The trial began in February 2009. In May, Polish Minister of Defense Bogdan Klich gave testimony in which he called the incident "a mistake", citing the opinion of the commander of the U.S. forces in the area. The soldiers have also gained support from many military officers and celebrities, including General Sławomir Petelicki, the founder and first commander of the Polish special forces unit GROM. On June 1, 2011, the Warsaw District Court acquitted all seven soldiers for lack of evidence of deliberate killing. The court described the case as unprecedented in the history of the Polish military and judiciary. The prosecution has the right of appeal against the verdict.

== Re-trial ==
Poland's highest court opened a new trial for seven Polish soldiers in 2012. Prosecutors said that they are convinced that war crimes were committed. The first ruling "should not stand," prosecutor Jan Zak said. The case resulted in the acquittal of Captain O. C., the highest of rank among the defendants who issued the original military order. The Supreme Court also upheld the acquittals of two privates involved in the incident.

The case of remaining four soldiers was reopened by the Warsaw Military District Court. In 2015, the Court acquitted four Polish soldiers of the charges of war crimes. The ruling was appealed both by the defense and the prosecution and the case of remaining soldiers was to be reexamined by the Supreme Court of Poland.

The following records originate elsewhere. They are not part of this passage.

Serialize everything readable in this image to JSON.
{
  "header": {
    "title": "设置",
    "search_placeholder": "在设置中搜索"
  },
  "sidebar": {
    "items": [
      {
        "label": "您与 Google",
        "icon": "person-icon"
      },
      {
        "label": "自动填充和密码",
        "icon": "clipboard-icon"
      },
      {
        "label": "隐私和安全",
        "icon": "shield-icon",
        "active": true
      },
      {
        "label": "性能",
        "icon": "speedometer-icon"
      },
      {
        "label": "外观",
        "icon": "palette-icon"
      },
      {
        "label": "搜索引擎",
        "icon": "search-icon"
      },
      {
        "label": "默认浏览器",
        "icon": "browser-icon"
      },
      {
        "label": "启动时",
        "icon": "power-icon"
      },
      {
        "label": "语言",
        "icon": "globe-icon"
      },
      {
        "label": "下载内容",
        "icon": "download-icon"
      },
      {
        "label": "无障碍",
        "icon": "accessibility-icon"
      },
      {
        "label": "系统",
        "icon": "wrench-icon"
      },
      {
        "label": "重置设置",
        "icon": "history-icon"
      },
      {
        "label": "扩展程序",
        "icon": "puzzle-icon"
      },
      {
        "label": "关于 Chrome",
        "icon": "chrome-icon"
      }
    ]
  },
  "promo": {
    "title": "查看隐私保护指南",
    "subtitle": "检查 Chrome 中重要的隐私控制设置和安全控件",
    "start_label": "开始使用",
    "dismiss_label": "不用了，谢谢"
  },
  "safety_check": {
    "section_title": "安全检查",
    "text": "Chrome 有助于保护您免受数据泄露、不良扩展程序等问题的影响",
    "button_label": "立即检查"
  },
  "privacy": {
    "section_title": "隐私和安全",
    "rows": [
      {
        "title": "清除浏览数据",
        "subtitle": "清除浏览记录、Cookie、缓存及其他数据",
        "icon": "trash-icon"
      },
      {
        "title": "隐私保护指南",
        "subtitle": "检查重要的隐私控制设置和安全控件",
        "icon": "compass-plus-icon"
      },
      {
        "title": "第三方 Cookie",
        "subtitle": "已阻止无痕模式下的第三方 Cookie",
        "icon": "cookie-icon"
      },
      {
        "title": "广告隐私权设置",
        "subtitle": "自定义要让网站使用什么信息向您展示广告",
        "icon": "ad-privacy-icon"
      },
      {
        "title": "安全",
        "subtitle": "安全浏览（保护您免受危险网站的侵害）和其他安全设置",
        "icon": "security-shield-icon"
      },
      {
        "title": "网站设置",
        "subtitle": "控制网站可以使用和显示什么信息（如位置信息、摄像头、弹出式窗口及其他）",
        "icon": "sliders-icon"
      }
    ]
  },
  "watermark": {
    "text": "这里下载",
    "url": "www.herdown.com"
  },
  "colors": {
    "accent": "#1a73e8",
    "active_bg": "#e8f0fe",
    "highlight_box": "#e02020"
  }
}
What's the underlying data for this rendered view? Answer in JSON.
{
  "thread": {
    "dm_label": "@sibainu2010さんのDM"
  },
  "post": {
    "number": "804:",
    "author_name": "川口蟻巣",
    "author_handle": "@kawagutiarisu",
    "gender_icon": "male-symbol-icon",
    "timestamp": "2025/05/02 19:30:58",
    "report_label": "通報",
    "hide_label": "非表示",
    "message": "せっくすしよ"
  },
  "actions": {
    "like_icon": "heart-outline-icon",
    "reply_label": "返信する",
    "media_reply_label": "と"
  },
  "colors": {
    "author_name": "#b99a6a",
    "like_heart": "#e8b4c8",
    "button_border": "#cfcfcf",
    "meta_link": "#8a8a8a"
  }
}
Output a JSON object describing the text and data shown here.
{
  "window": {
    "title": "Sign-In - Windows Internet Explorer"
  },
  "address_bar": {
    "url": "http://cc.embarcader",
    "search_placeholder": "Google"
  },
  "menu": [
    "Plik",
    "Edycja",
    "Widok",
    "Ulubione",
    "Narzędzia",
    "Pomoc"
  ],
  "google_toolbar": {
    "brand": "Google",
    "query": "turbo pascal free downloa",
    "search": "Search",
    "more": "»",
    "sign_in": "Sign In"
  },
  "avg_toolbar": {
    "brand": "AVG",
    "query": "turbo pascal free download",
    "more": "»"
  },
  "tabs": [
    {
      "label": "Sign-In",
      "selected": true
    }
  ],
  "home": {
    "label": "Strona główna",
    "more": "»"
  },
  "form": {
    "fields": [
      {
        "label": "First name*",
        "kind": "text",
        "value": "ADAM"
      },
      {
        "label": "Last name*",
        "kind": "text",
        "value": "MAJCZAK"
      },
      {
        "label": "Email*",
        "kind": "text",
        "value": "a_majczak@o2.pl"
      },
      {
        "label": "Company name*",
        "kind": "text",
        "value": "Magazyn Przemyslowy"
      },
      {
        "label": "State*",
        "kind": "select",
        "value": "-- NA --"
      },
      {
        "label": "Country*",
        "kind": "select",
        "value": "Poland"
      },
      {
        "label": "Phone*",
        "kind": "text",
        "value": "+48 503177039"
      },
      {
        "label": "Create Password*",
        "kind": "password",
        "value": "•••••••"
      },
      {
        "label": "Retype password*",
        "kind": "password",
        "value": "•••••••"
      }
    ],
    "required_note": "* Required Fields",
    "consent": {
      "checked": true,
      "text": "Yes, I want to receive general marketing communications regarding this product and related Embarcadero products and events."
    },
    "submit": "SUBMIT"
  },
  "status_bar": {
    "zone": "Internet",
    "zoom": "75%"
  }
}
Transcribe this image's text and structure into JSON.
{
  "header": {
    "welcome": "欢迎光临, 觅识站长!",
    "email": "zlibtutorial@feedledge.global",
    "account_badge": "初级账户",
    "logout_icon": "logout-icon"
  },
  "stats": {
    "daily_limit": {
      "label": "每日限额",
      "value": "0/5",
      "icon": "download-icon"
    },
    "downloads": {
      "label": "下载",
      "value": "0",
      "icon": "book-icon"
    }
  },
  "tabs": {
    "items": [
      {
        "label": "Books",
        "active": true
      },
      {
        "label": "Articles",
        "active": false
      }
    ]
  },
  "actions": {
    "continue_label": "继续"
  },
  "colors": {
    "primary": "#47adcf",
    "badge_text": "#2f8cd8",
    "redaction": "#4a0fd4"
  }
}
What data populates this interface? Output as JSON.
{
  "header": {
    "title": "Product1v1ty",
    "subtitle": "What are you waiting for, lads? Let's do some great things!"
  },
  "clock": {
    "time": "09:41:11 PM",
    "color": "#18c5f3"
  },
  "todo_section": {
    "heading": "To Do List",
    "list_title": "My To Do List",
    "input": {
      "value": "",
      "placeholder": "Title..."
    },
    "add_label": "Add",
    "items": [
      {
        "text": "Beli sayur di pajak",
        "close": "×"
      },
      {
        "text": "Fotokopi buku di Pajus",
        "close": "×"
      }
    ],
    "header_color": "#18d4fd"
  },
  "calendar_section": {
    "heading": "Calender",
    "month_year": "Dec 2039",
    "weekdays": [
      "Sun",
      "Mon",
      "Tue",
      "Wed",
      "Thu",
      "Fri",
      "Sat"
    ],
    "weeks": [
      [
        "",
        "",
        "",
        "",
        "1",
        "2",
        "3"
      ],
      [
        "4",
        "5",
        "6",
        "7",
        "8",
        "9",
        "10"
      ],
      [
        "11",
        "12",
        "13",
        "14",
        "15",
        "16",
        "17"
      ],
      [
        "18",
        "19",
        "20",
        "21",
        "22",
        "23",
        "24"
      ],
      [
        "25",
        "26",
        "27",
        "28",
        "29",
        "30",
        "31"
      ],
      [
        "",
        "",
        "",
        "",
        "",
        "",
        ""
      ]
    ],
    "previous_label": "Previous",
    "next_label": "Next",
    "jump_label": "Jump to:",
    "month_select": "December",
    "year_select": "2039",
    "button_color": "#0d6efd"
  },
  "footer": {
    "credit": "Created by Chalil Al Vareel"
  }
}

The cases of ppor. (lower OF-1 Nato code rank) Bywalec, chor. (OR-8 Nato code) Andrzej Osiecki, plut. rezerwy (OR-4 higher, but reserve status - "rezerwy") Tomasz Borysiewicz and Ligocki, were sent to be examined by the Supreme Court, because there were doubts about their "innocent" status.
Re-trial ended on March 19, 2015.

In February 2016 the Military Chamber of the Supreme Court in Warsaw (Poland) stated that the remaining 3 soldiers did not commit a war crime, but were found to have negligently carried out orders, which is an offence under Polish law. The ruling upheld the decision of a military court from March 2015. 3 Polish soldiers were given suspended jail sentences, while the case of one was conditionally discontinued.